Fakat Mustafa Denizli gibi Galatasaray'ı çok iyi tanıyan, her hafta televizyonda ve gazetede maç öncesi ve sonrası analizlerini yapan yeni teknik adam tribünde oturarak seyirci kalıyor. Peki geçmişe baktığımızda beğenmediğimiz Roberto Mancini: " Takımı bir günde maça hazırlamak handikap ama Juventus'u iyi tanımam avantaj olabilir " diyerek sahaya çıktı. Sen de Galatasarayı iyi tanıma avantajını kullanarak sahaya çıkabilirdin. Demek ki sorunun cevabı; hem kendine hem de takımına güvenmiyorsun !....
A.Madrid maçına dönecek olursak ; eminimki benim gibi çoğu taraftarın da üzüldüğü dünkü yenilgi değildi. Sahada kendine güveni olmayan, mücadeleden noksan ve ruhunu ortaya koyamayan bir takımın olmasıydı. Şampiyonlar ligine devam etmek için olması gereken tek şey mutlak bir galibiyetti. Ama maçın tamamına baktığımız zaman Sneijder'in girdiği gol pozisyonu dışında hiçbir etkisi olmayan Galatasaray izledik.
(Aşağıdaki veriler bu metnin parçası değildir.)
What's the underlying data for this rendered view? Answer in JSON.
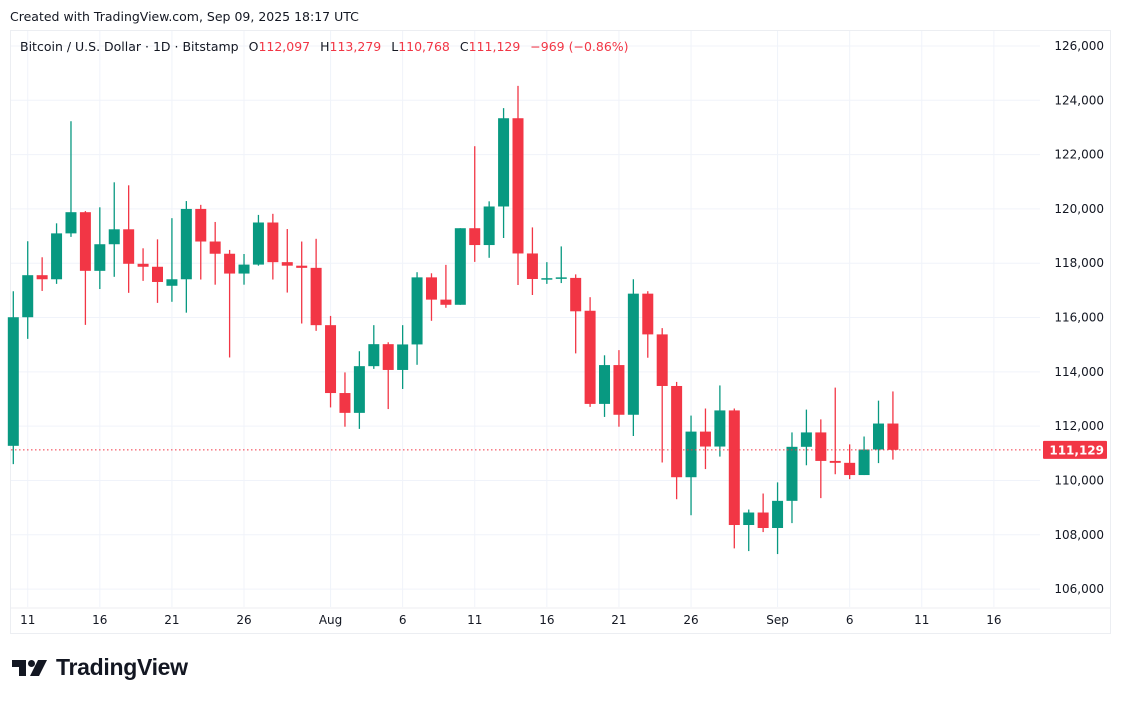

Sahada 90 dakika boyunca kendi sahasında sürekli baskı gören bir Galatasaray ile hızlı ve akıllı oynayan bir A.Madrid takımı vardı. Çoğu maçta olduğu gibi A.Madrid maçında da övünebileceğim tek oyuncu Muslera'ydı ve belkide takımını tarihi bir farktan kurtardı.